When Massachusetts experimented on itself with RomneyCare, it was behaving in complete accord with the wishes of the founders. That’s exactly what federalism means.
**For the past fifty years, though, most states have looked to Washington to pursue every opportunity, solve every problem, and fund every initiative.** Missouri wants to change its schools, its Republican legislature begs Arne Duncan for cash—offering our sovereignty in return. (Just one example.)
If some enterprising state would like to experiment with health insurance that actually solves some problems rather than shifting responsibility to the Millennials, try this:
1. Phase out “Cadillac” plans by setting a deductible floor of $1,250 per person ($2,500 per family) per year.*2. Create a state-wide Medical Savings Account program that allows people to save unlimited amounts to cover their deductible—or any other medical related costs, including cosmetic medicine—free of state taxes.*3. Pass meaningful tort reform.
Why This Will Work
High Deductible: By setting a minimum deductible of $1,250, people become medical consumers. That first $1,250 comes out of their pockets. They can negotiate prices with medical providers. They can put a Band-Aid® on their own damn finger. Whatever. They become totally responsible for the first $1,250 ($3,000). Plans like this cost about $200 per month with outstanding side benefits like free annual check-ups. (Find one here.) Further, an individual’s insurance is now directly tied to the insurance company, not the employer. This makes health insurance portable.
Medical Savings Account: We used to have something like this nationally, until it started working too well and threatening the whole medical-insurance-Congress money cycle. This MSA encourages people to pre-pay their medical costs. It’s convenient and leads toward responsibility for medical costs. And it’s a smart way to save up for elective procedures.
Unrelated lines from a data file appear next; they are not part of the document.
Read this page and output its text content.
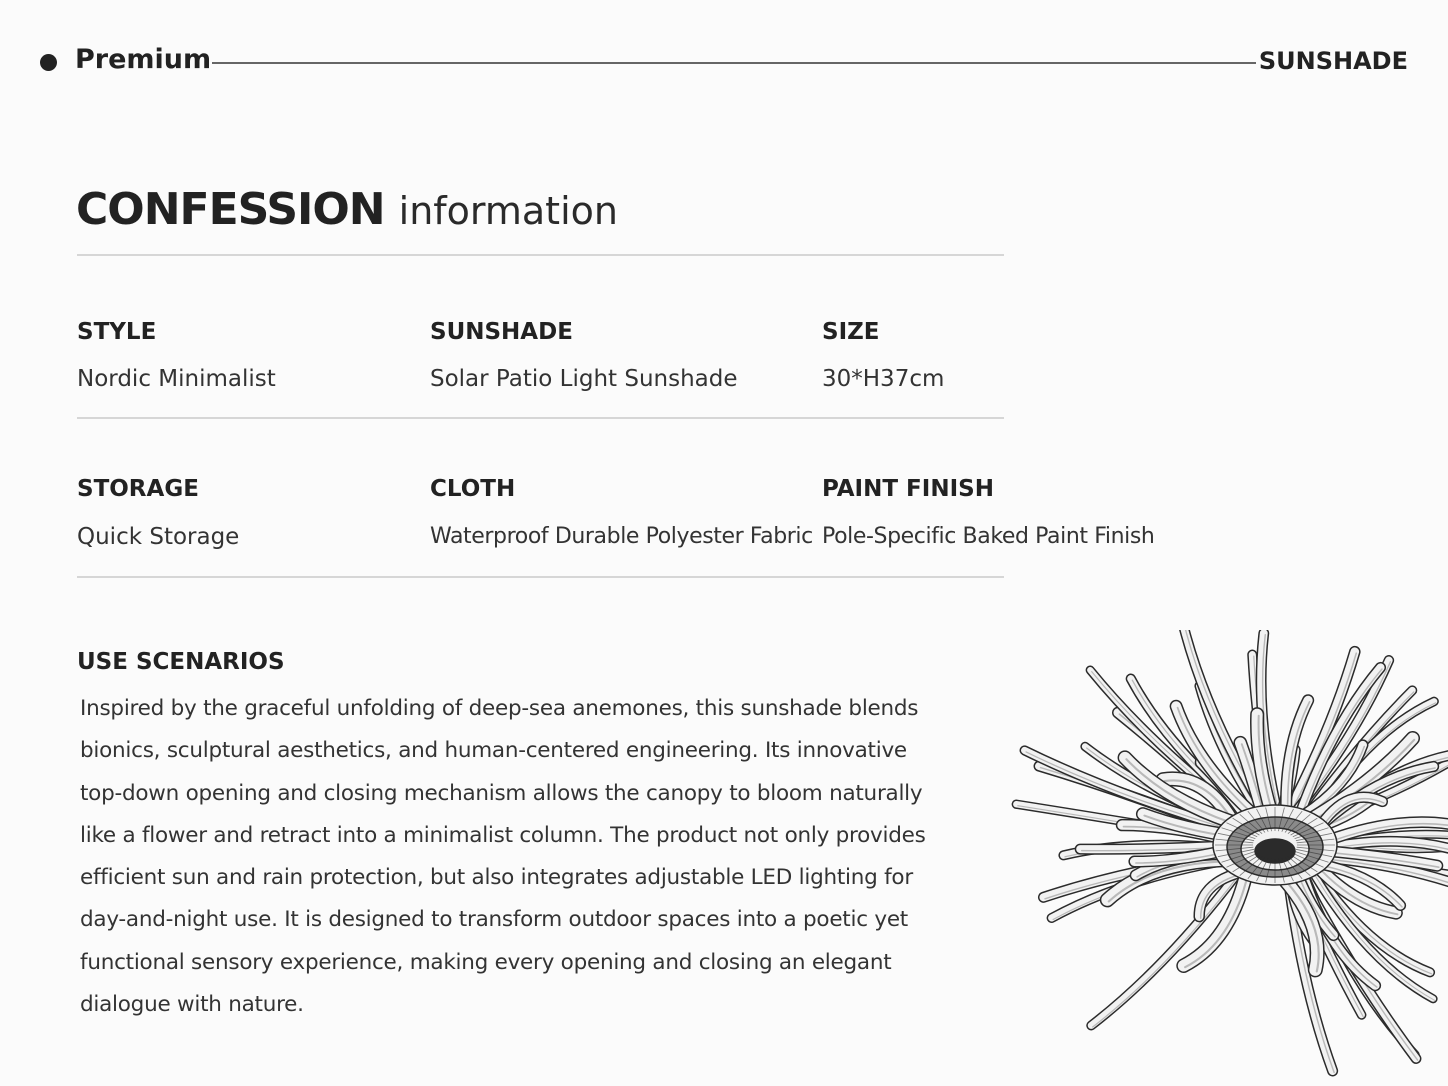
Premium	SUNSHADE
CONFESSION information
STYLE
Nordic Minimalist
SUNSHADE
Solar Patio Light Sunshade
SIZE
30*H37cm
STORAGE
Quick Storage
CLOTH
Waterproof Durable Polyester Fabric
PAINT FINISH
Pole-Specific Baked Paint Finish
USE SCENARIOS

Inspired by the graceful unfolding of deep-sea anemones, this sunshade blends bionics, sculptural aesthetics, and human-centered engineering. Its innovative top-down opening and closing mechanism allows the canopy to bloom naturally like a flower and retract into a minimalist column. The product not only provides efficient sun and rain protection, but also integrates adjustable LED lighting for day-and-night use. It is designed to transform outdoor spaces into a poetic yet functional sensory experience, making every opening and closing an elegant dialogue with nature.
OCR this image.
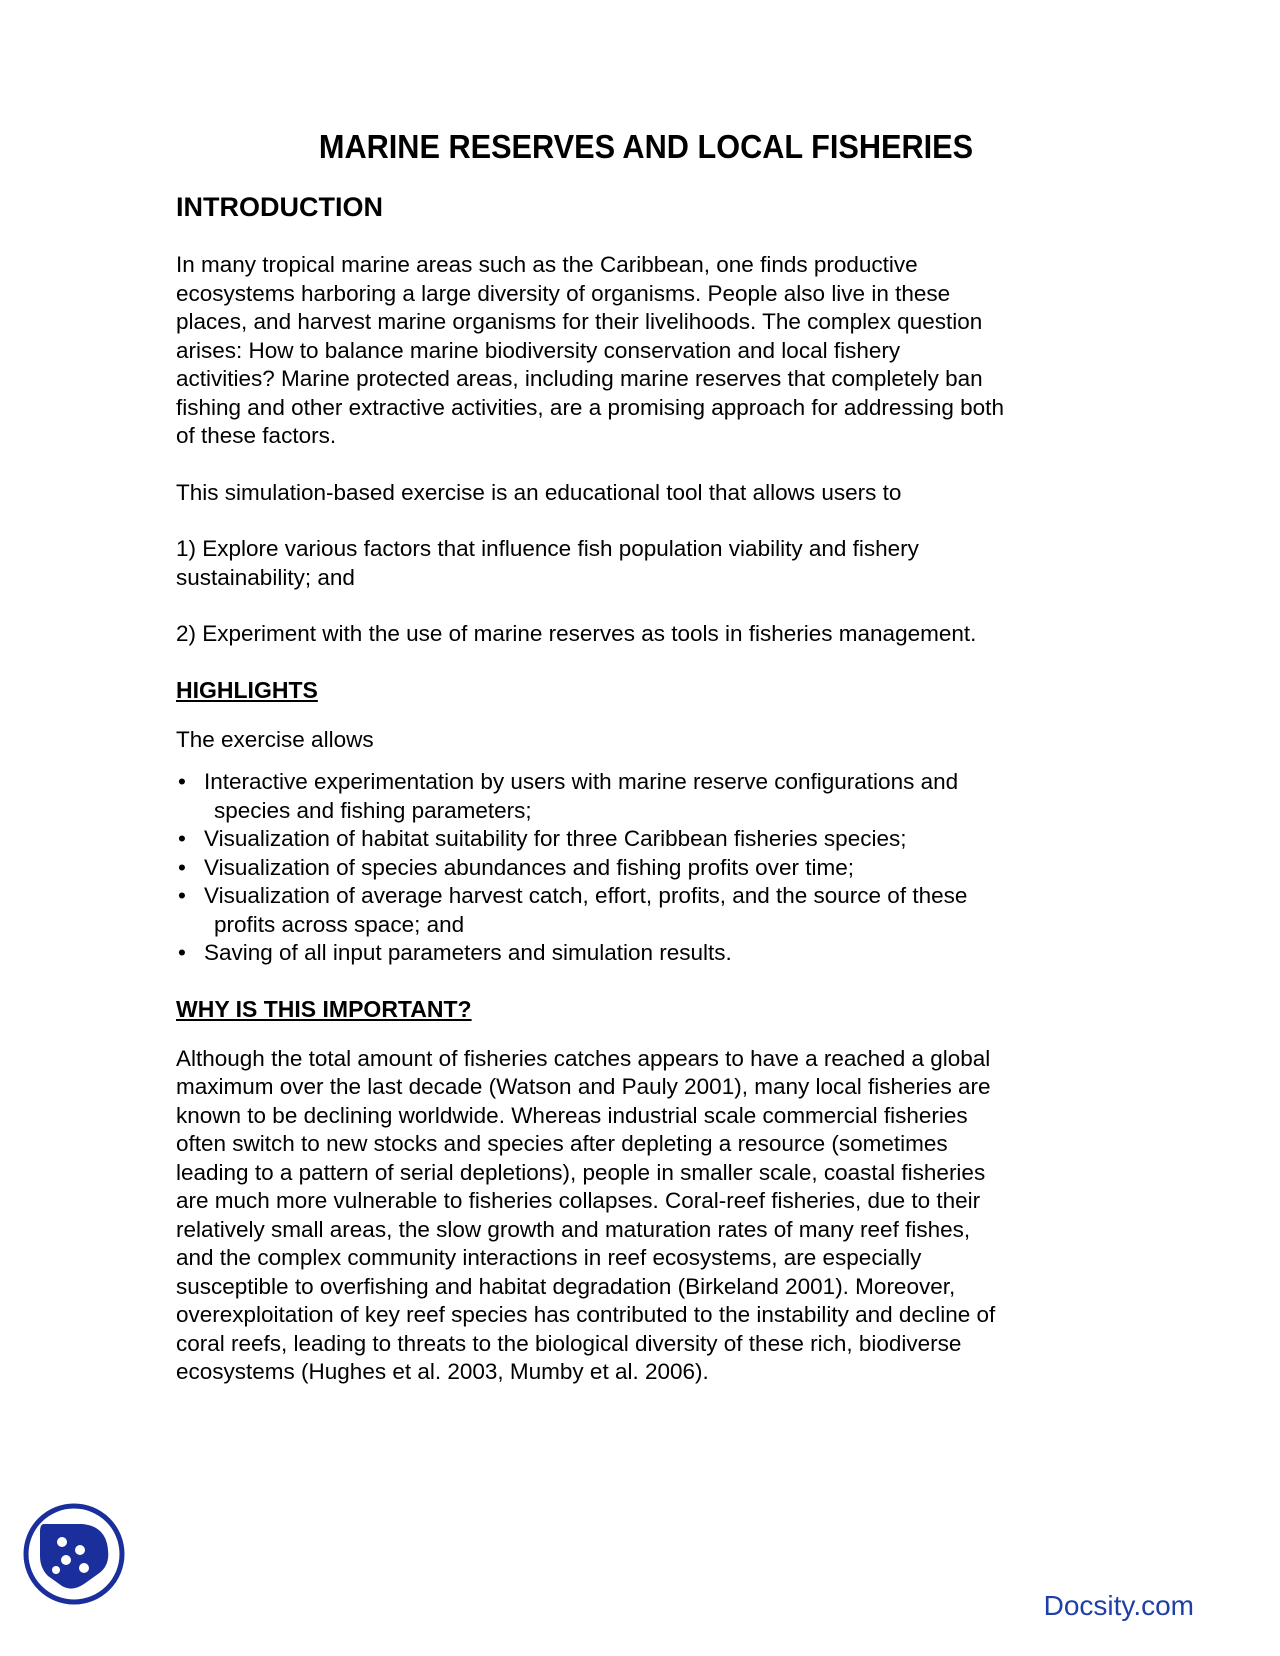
MARINE RESERVES AND LOCAL FISHERIES
INTRODUCTION

In many tropical marine areas such as the Caribbean, one finds productive
ecosystems harboring a large diversity of organisms. People also live in these
places, and harvest marine organisms for their livelihoods. The complex question
arises: How to balance marine biodiversity conservation and local fishery
activities? Marine protected areas, including marine reserves that completely ban
fishing and other extractive activities, are a promising approach for addressing both
of these factors.

This simulation-based exercise is an educational tool that allows users to

1) Explore various factors that influence fish population viability and fishery
sustainability; and

2) Experiment with the use of marine reserves as tools in fisheries management.

HIGHLIGHTS

The exercise allows

• Interactive experimentation by users with marine reserve configurations and
species and fishing parameters;
• Visualization of habitat suitability for three Caribbean fisheries species;
• Visualization of species abundances and fishing profits over time;
• Visualization of average harvest catch, effort, profits, and the source of these
profits across space; and
• Saving of all input parameters and simulation results.
WHY IS THIS IMPORTANT?

Although the total amount of fisheries catches appears to have a reached a global
maximum over the last decade (Watson and Pauly 2001), many local fisheries are
known to be declining worldwide. Whereas industrial scale commercial fisheries
often switch to new stocks and species after depleting a resource (sometimes
leading to a pattern of serial depletions), people in smaller scale, coastal fisheries
are much more vulnerable to fisheries collapses. Coral-reef fisheries, due to their
relatively small areas, the slow growth and maturation rates of many reef fishes,
and the complex community interactions in reef ecosystems, are especially
susceptible to overfishing and habitat degradation (Birkeland 2001). Moreover,
overexploitation of key reef species has contributed to the instability and decline of
coral reefs, leading to threats to the biological diversity of these rich, biodiverse
ecosystems (Hughes et al. 2003, Mumby et al. 2006).

Docsity.com
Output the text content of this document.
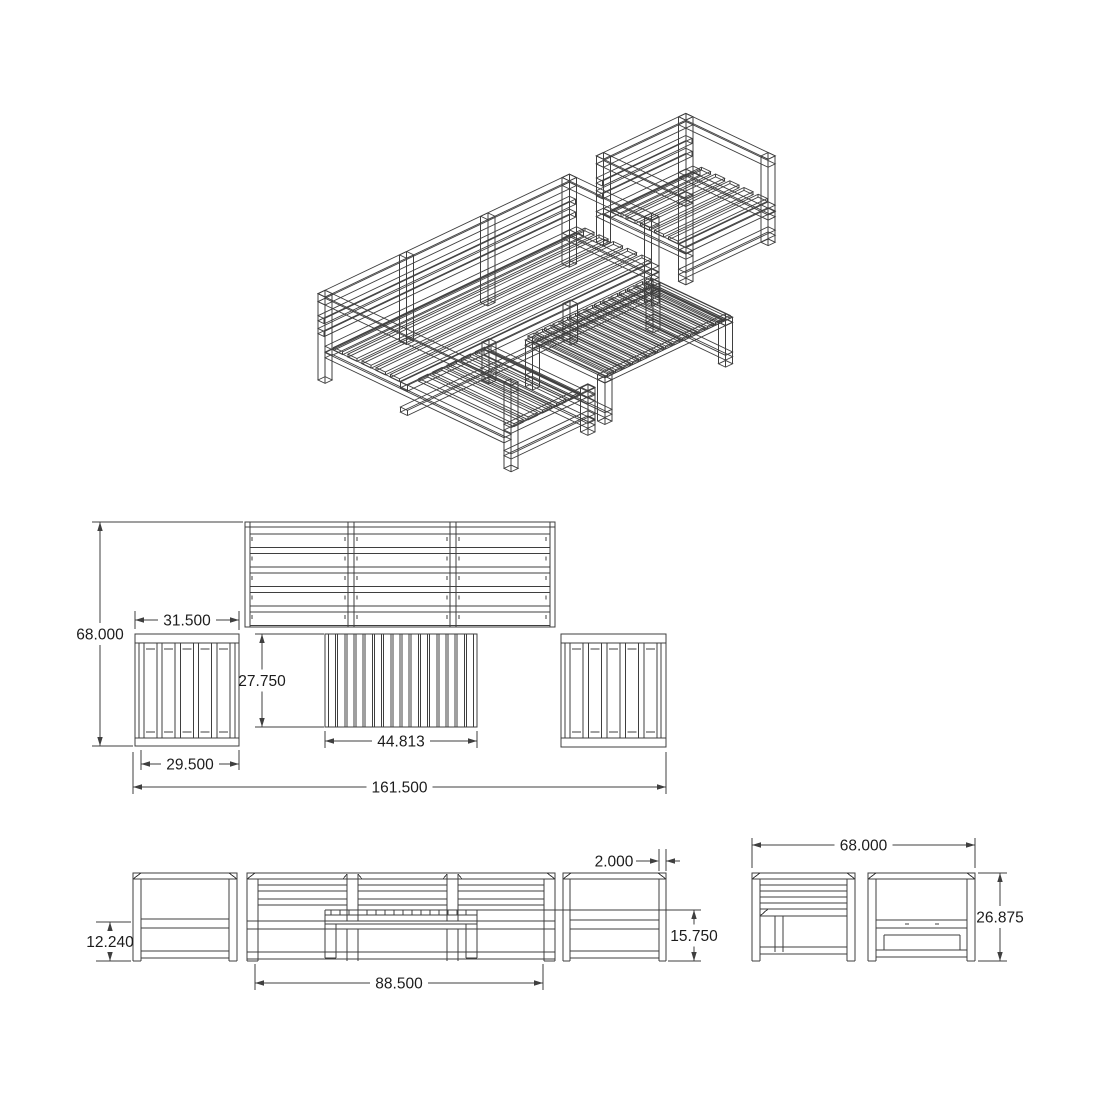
68.000
31.500
29.500
27.750
44.813
161.500
12.240
88.500
2.000
15.750
68.000
26.875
Tort Reform: Everyone except Trial Lawyers agrees that gold-digger lawsuits drive up the cost of healthcare. A recent Vanderbilt University study showed we waste $2 billion a year on orthopaedic defensive medicine, alone. Tort reform will allow doctors to order necessary tests for diagnosing and correcting the problem, not a thousand unnecessary tests to build a case for the courtroom.
Just Try It
Will this solve all of America’s medical and insurance problems? No. And there will be some pain early on. People will take time to learn personal medical responsibility. We’ve been trained to never care for our own medical consumption, and we need to relearn that skill.
But it will reduce the total cost of medicine without drying up availability. It will do this one state. If it works, other states are free to experiment.
As more and more states adopt this model, maybe the people the states send to Congress will allow cross-state insurance to increase portability.
If the Supreme Court strikes down ObamaCare, the person or party with the best solution wins. In the case of medicine—and all other opportunities—federalism offers the best hope.